The Pride and the Passion  (1957)

Later, after attacking a French camp and killing every man, man and man, the guerrillas pass briefly among the weird mushroom-shaped rocks of the Ciudad Encantada in Cuenca, before stopping at some windmills. A photograph of the filming in Cuenca can be seen today in the bar of the Ciudad Encantada Hotel, just across the road from the entrance to the park.

The Colossus of Rhodes (1961)

Before he started on his spaghetti westerns, Sergio Leone tried some moussaka odysseys first.

The rebel camp was installed in Cuenca in the Ciudad Encantada, whose peculiar eroded rocks look like toadstools. It is here that Darius finds the rebels slaughtered, lying around like so many bloated picnickers on a Sunday outing.

Conan the Barbarian (1982)

‘Barbaric’ is a word that many would associate with Arnold Swartzenneger, mostly because of his mutilation of the English language, endearing him to those who connive to supplant English as an international language.

Conan was filmed all over Spain by director John Milius, who had already filmed here with Sean Connery and Candice Bergen in ‘The Wind and the Lion.’

The most striking use of Spanish scenery must surely be that of ‘La Cuidad Encantada,’ an eerie natural rock formation in the province of Cuenca.
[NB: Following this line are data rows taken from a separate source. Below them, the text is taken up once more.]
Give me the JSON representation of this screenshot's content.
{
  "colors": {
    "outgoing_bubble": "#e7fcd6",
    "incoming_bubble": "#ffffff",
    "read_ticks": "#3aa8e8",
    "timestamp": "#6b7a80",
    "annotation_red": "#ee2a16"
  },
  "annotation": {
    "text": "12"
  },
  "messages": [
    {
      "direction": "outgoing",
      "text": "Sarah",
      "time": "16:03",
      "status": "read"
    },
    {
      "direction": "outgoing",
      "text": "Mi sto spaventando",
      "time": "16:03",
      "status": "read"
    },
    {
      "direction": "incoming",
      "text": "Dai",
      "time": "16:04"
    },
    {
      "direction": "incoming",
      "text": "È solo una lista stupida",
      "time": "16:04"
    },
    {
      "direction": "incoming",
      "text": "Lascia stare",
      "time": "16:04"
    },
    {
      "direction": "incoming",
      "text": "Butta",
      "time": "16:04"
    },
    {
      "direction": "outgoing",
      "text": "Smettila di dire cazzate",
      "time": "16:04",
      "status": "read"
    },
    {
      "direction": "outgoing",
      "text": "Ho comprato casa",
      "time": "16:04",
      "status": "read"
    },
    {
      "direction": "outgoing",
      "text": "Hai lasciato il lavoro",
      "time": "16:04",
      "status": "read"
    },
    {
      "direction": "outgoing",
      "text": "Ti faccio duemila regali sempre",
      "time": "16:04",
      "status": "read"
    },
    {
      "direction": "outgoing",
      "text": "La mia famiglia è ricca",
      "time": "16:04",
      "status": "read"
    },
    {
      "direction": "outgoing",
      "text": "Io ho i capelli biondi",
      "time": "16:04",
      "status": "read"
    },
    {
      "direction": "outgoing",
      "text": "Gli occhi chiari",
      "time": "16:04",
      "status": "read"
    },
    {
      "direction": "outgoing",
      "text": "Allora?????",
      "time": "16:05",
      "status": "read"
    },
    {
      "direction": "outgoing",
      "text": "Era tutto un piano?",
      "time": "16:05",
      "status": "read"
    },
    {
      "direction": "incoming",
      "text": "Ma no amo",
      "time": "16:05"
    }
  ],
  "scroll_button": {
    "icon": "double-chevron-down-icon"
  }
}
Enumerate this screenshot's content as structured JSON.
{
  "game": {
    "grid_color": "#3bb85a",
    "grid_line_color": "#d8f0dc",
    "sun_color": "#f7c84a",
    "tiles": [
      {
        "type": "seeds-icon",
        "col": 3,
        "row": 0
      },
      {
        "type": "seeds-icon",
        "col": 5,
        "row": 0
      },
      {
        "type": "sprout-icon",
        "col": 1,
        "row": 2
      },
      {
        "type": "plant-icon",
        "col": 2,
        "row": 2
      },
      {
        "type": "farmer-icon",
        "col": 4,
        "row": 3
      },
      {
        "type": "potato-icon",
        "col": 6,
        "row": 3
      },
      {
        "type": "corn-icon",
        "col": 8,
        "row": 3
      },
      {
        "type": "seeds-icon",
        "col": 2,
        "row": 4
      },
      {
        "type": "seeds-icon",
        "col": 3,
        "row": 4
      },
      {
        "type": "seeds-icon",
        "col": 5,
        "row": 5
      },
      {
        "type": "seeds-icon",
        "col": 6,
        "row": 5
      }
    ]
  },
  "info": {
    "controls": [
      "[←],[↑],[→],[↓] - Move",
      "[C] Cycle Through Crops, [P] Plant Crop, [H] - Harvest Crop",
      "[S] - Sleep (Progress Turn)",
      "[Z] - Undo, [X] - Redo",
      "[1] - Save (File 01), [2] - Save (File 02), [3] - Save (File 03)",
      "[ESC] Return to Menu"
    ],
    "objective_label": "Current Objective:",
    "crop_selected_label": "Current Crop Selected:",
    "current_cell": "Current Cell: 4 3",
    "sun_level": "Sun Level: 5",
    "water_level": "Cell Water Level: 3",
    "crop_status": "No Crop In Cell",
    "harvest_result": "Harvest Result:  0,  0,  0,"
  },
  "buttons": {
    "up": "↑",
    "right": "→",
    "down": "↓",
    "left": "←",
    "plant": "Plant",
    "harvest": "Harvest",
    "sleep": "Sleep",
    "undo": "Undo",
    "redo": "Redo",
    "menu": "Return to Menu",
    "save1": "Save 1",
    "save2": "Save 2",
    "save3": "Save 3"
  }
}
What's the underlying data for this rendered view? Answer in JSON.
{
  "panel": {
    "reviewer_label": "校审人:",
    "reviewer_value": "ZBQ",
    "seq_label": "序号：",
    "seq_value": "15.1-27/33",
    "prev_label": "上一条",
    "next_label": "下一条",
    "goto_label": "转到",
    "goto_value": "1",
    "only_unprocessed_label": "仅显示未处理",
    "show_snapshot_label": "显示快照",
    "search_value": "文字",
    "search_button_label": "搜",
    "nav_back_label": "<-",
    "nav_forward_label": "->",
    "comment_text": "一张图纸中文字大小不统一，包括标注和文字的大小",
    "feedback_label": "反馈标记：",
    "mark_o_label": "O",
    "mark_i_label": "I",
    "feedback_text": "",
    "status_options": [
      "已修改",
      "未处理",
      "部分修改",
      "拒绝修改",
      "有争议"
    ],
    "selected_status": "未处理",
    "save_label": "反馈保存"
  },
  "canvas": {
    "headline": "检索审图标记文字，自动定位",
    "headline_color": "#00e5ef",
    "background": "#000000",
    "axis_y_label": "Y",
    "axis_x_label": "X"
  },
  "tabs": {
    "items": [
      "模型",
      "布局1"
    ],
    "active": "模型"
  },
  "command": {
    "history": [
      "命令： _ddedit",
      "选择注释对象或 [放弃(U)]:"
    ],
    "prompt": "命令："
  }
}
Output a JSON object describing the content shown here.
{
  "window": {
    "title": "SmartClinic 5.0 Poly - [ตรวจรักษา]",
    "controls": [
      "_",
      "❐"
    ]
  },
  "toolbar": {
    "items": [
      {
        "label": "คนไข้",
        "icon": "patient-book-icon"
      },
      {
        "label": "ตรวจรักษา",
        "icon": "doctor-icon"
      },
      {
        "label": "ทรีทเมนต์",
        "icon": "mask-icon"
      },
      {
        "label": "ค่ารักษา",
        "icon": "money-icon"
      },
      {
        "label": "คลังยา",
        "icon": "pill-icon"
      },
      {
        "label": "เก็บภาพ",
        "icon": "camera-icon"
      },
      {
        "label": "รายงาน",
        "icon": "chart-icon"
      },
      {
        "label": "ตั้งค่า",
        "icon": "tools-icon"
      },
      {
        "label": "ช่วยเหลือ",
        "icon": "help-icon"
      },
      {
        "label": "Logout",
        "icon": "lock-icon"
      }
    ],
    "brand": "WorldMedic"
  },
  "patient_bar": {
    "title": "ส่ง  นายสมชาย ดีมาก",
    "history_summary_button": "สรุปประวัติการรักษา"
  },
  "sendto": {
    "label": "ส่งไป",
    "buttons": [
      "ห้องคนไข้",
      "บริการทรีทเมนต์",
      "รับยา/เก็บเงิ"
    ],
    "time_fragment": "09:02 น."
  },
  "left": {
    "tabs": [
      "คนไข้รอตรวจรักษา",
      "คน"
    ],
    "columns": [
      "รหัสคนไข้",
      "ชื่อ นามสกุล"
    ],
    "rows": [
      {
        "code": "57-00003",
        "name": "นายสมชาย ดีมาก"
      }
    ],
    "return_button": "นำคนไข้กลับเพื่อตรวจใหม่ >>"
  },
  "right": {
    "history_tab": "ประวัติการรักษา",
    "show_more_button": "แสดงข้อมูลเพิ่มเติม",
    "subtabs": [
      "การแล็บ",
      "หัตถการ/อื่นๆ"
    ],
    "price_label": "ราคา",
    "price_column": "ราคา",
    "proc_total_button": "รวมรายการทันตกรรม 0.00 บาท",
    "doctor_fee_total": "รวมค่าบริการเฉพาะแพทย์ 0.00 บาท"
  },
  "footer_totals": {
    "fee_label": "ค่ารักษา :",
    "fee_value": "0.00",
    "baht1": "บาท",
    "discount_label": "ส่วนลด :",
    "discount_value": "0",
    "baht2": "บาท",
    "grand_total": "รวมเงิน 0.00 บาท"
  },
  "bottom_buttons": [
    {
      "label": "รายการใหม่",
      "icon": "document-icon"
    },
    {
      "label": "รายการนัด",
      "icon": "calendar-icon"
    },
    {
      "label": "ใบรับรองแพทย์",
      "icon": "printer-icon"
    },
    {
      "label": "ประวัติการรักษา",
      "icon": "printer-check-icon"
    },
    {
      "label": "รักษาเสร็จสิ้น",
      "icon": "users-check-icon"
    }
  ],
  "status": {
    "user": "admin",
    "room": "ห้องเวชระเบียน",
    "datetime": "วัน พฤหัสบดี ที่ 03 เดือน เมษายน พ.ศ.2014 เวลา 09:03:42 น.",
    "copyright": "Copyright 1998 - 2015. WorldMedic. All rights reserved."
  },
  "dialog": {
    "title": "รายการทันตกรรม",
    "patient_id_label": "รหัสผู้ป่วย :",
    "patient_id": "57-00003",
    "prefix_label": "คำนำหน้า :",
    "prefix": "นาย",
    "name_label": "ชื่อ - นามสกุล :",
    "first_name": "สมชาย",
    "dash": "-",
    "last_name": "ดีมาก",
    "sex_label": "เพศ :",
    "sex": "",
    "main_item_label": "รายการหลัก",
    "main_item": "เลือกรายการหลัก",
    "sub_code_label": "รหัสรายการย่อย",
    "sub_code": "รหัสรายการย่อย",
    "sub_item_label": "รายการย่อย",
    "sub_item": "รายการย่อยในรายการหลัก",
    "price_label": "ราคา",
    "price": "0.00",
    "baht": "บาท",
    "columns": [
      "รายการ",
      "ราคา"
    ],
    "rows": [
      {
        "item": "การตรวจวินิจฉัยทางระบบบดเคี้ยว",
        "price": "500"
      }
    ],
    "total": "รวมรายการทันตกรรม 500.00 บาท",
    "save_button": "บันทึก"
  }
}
This is the part of the film where Arnold makes love to a Wolf-Witch, who tells him he must go to ‘Zamora’ to resolve his quest, before he tosses her casually onto a fire.

The World is not Enough (1999)

‘Los Callejones de las Majadas,’ fascinating rock formations carved by wind and water, are used in the scenes of the pipeline construction site, supposedly in Azerbaijan, although the oilfield installations are the real thing at Baku.

The chapel carved into the rock, which protestors are intent on conserving in the film, was also there, although the interior was a Pinewood Studio set.

While on location, Brosnan stayed at the impressive Parador in Cuenca, an amazing city built on a hill at the confluence of two rivers, where one of the main attractions are the famous ‘Hanging Houses’, which seem to be always on the point of tumbling into the precipice.

Two other significant locations are Uclés, whose monastery appears in The Four Musketeers and The Bridge of San Luis Rey, and Belmonte castle, a location where the joust scene of El Cid was filmed.

Tomorrow’s kilometres will be fewer, but we will be visiting locations of Terminator, Sergio Leone and Doctor Zhivago, before sleeping, if luck is on our side, in a monastery.